İktidarın pek çok kez kendisini rahatsız eden soruşturmaları, soruşturmayı yürüten cumhuriyet savcılarının elinden aldığını dile getiren Tarhan, "Örneğin Abbas Özden ve Vahdet Polatkan hakkında da müfettiş aracılığıyla ellerindeki dosyaların alınması süreçlerinde bütün bunlar yaşanmıştır. Sadece görevlerini yapan savcı ve yargıçlar, bu ve benzeri pek çok uygulamada diğer meslektaşlarına örnek teşkil etmesi için sahte soruşturmalarla ağır mağduriyetlere uğratılmışlardır. Böylece adaletin haksızlıklara ve yolsuzluklara suskun kalması, güçlünün yanında olması telkininde açıkça bulunulmuştur" dedi.


"Yargı, sınıf arkadaşlarının kear süsü olana kadar baskı sürecektir"
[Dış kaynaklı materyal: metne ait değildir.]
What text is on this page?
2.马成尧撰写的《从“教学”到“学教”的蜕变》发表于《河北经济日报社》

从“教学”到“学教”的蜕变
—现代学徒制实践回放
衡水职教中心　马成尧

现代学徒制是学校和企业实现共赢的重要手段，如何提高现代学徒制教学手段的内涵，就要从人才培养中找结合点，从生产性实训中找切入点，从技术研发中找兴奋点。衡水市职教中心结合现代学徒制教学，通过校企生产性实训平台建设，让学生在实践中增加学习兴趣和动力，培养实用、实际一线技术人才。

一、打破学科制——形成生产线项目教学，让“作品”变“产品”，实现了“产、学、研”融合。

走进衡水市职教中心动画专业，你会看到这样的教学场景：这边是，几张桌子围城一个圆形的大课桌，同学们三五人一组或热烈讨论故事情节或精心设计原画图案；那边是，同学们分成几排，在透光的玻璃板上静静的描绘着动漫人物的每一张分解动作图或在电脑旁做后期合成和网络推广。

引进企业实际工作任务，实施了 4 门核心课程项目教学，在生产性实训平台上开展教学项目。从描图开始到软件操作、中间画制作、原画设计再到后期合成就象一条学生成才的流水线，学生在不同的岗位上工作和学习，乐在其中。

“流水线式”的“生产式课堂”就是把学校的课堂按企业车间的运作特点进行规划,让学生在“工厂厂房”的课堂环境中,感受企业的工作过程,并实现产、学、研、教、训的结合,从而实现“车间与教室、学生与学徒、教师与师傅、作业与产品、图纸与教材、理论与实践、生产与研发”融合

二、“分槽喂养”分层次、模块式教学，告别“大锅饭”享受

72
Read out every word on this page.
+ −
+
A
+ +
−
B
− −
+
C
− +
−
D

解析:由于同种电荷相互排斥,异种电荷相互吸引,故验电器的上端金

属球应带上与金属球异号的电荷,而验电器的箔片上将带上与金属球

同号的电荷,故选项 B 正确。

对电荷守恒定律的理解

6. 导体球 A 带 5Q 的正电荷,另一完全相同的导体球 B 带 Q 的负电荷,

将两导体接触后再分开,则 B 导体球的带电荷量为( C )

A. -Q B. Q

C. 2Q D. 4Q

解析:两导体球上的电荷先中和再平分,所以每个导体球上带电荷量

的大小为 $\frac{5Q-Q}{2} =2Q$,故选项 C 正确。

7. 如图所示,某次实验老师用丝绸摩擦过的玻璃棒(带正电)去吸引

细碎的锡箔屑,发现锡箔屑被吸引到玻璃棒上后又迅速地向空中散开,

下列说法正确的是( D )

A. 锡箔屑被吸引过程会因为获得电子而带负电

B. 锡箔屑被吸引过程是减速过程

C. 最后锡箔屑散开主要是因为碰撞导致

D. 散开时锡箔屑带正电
Tarhan, Türkiye'de bu soruşturmaları kimin yönlendirdiği ve yönettiğinin artık bir "sır" olmadığını ifade ederek "Namuslu cumhuriyet savcıları ve yargıçlar iktidarın göz hapsindedir. Dürüstlük, bitaraflık iktidar tarafından asla ve asla cezasız bırakılmamakta, derhal bertaraf edilmektedir. Aynı bitaraf işadamları ve medya için maliyenin silah olarak kullanıldığı gibi bitaraf savcı ve yargıçlar için HSYK bir silah olarak kullanılmaktadır. Ne de olsa birilerinin sınıf arkadaşı olan, istedikçe veren savcı ve yargıçlar değildir bunlar. Ve bu bile başlı başına bir bertaraf olma nedenidir. Yargı, sınıf arkadaşlarının kenar süsü oluncaya kadar anlaşılan bu baskı sürecektir ki üstünlerin hukuku da tam da bu olsa gerektir" diye konuştu.

Sözlerini "Deniz Feneri, iktidarın kara kutusudur ve kapatılmak istenmektedir" diyerek tamamlayan Tarhan gazetecilerin sorularını yanıtlamadı.